Das Schaf wusste zwar immer noch nicht, was es dem Singschaf
sagen wollte, aber es beschloss, die Dinge auf sich zukommen
zu lassen. Es war zuversichtlich, dass dem Singschaf ganz
sicher etwas einfallen würde, dafür war es schließlich
bekannt und beliebt.
Zur avisierten Stunde betraten das Schaf und eine Freundin
mit zittrigen Hufen eine entlegene Weide und wurden von
dem Singschaf und dessen Vater, einem stattlichen Bock,
mit freundlichem Mähen willkommen geheißen. Weit
und breit war sonst keine Schafsseele zu sehen. So konnte
das Singschaf ausgelassen und mit wilden Bocksprüngen
herumhüpfen, ohne Autogramme und dergleichen geben
zu müssen. Das Schaf hätte ihm dabei ewig zuschauen
können, doch der Vater des Singschafs sprach es an:
Liebes Schaf! Es ist kein Zufall, dass du heute hier
bist, denn ich würde mich gern mit dir unterhalten,
wenn du einverstanden bist.
Das Schaf war erstaunt und ein wenig geschmeichelt, dass
der Vater des Singschaf es persönlich kannte, doch
es stimmte natürlich gern zu und hörte, was er
zu sagen hatte..
Der Vater des Singschafs fuhr fort: Du kennst sehr
viele Schafe auf dieser Weide und deshalb möchte ich
mit dir reden. Viele von euch haben die Karriere meines
Lammes sehr unterstützt und das freut uns. Das
Schaf freute das auch. Leider hat mich per Sheepmail
aber auch die Kunde erreicht, dass manche meinen, ich sei
meinem Lamm kein guter Vater und erfolgreicher Sheepager.

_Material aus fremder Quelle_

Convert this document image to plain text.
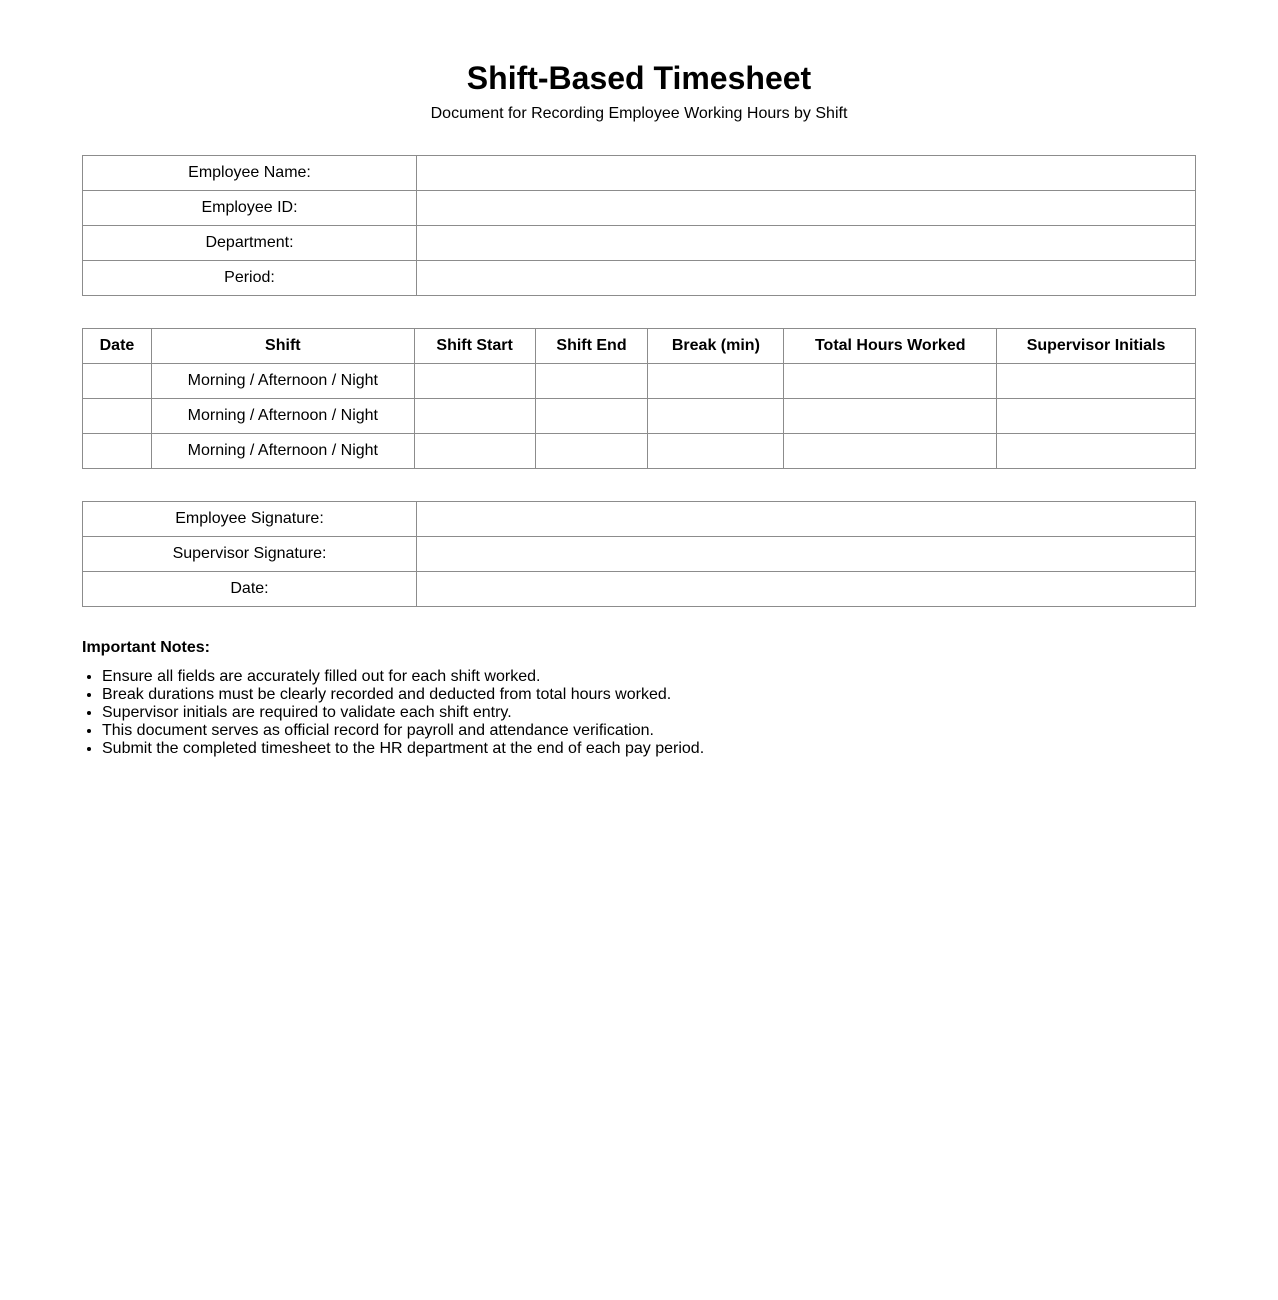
Shift-Based Timesheet
Document for Recording Employee Working Hours by Shift
Employee Name:	
Employee ID:	
Department:	
Period:	
Date	Shift	Shift Start	Shift End	Break (min)	Total Hours Worked	Supervisor Initials
	Morning / Afternoon / Night					
	Morning / Afternoon / Night					
	Morning / Afternoon / Night					
Employee Signature:	
Supervisor Signature:	
Date:	
Important Notes:
• Ensure all fields are accurately filled out for each shift worked.
• Break durations must be clearly recorded and deducted from total hours worked.
• Supervisor initials are required to validate each shift entry.
• This document serves as official record for payroll and attendance verification.
• Submit the completed timesheet to the HR department at the end of each pay period.
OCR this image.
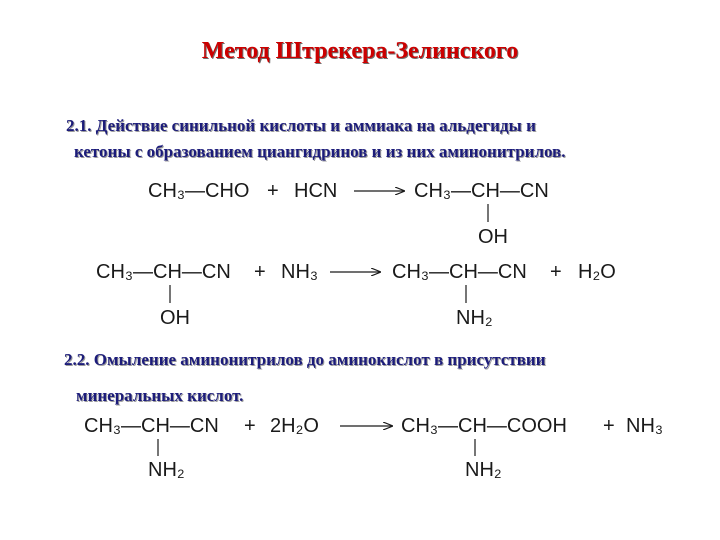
Метод Штрекера-Зелинского

2.1. Действие синильной кислоты и аммиака на альдегиды и

кетоны с образованием циангидринов и из них аминонитрилов.

CH₃—CHO + HCN	CH₃—CH—CN
OH
CH₃—CH—CN
OH
+ NH₃	CH₃—CH—CN
NH₂
+ H₂O
CH₃—CH—CN
NH₂
+ 2H₂O	CH₃—CH—COOH
NH₂
+ NH₃

2.2. Омыление аминонитрилов до аминокислот в присутствии

минеральных кислот.
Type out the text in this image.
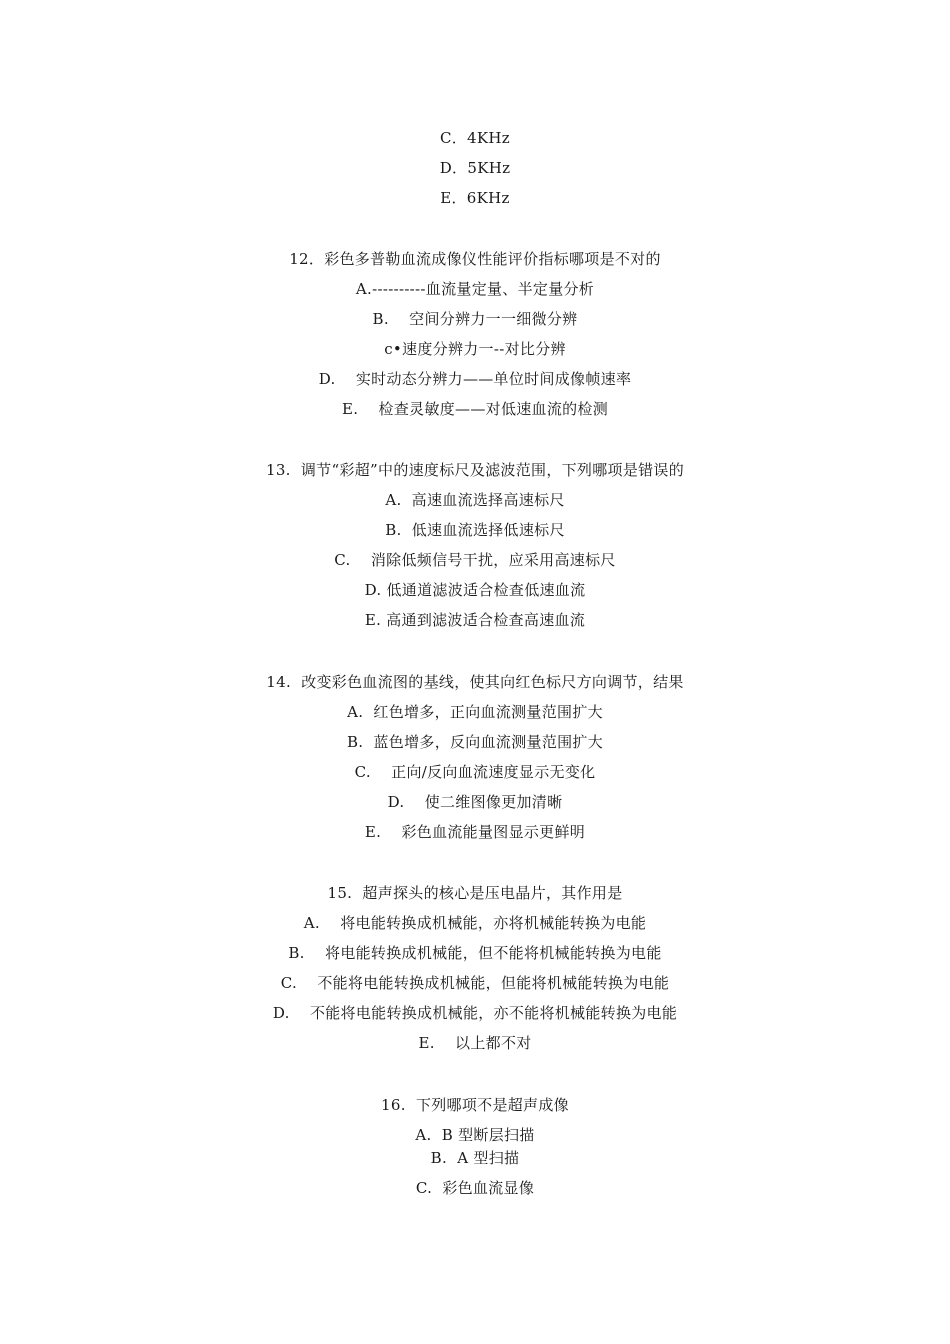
C．4KHz
D．5KHz
E．6KHz
12．彩色多普勒血流成像仪性能评价指标哪项是不对的
A.----------血流量定量、半定量分析
B.    空间分辨力一一细微分辨
c•速度分辨力一--对比分辨
D.    实时动态分辨力——单位时间成像帧速率
E.    检查灵敏度——对低速血流的检测
13.  调节“彩超”中的速度标尺及滤波范围，下列哪项是错误的
A.  高速血流选择高速标尺
B.  低速血流选择低速标尺
C.    消除低频信号干扰，应采用高速标尺
D. 低通道滤波适合检查低速血流
E. 高通到滤波适合检查高速血流
14.  改变彩色血流图的基线，使其向红色标尺方向调节，结果
A.  红色增多，正向血流测量范围扩大
B.  蓝色增多，反向血流测量范围扩大
C.    正向/反向血流速度显示无变化
D.    使二维图像更加清晰
E.    彩色血流能量图显示更鲜明
15.  超声探头的核心是压电晶片，其作用是
A.    将电能转换成机械能，亦将机械能转换为电能
B.    将电能转换成机械能，但不能将机械能转换为电能
C.    不能将电能转换成机械能，但能将机械能转换为电能
D.    不能将电能转换成机械能，亦不能将机械能转换为电能
E.    以上都不对
16.  下列哪项不是超声成像
A.  B 型断层扫描
B.  A 型扫描
C.  彩色血流显像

Das gefällt mir gar nicht. Ich frage mich, woher wollen
sie das wissen? Ich habe doch immer nur das Wohl meines
singenden Lammes im Auge und solche Äußerungen
verletzen mich sehr!
Das Schaf dachte nach. Es wollte nichts Unüberlegtes
sagen, denn es erkannte, dass das Thema dem Vater des Singschafs
sehr wichtig war, und konnte ihn verstehen. Vorsichtig fragte
es nach, ob er denn nicht wolle, dass die Fans des Singschafs
sich über dessen Tun und Treiben austauschten. Der
Vater des Singschafs blähte die Nüstern und schnaubte
empört. Wenn es nur das wäre! Da wäre
nichts dran auszusetzen - konstruktive Kritik ist ein Vorrecht
der Fanschafe, das ist sonnenklar! Einige unter ihnen aber,
und das sind, wie mir zugetragen wurde, immer dieselben
Hetzschafe, gehen dabei entschieden zu weit. Ich meine damit
nicht dich, liebes Schaf, sonst hätte ich nicht mir
dir gesprochen. Doch diese Hetzschafe blöken Schmähreden
über mich herum und wissen alles besser.
Das Schaf war betroffen. Es glaubte dem Vater des Singschafs,
dass er zutiefst beleidigt worden war in seiner Eigenschaft
als treusorgender Vater eines vielbewunderten Lammes.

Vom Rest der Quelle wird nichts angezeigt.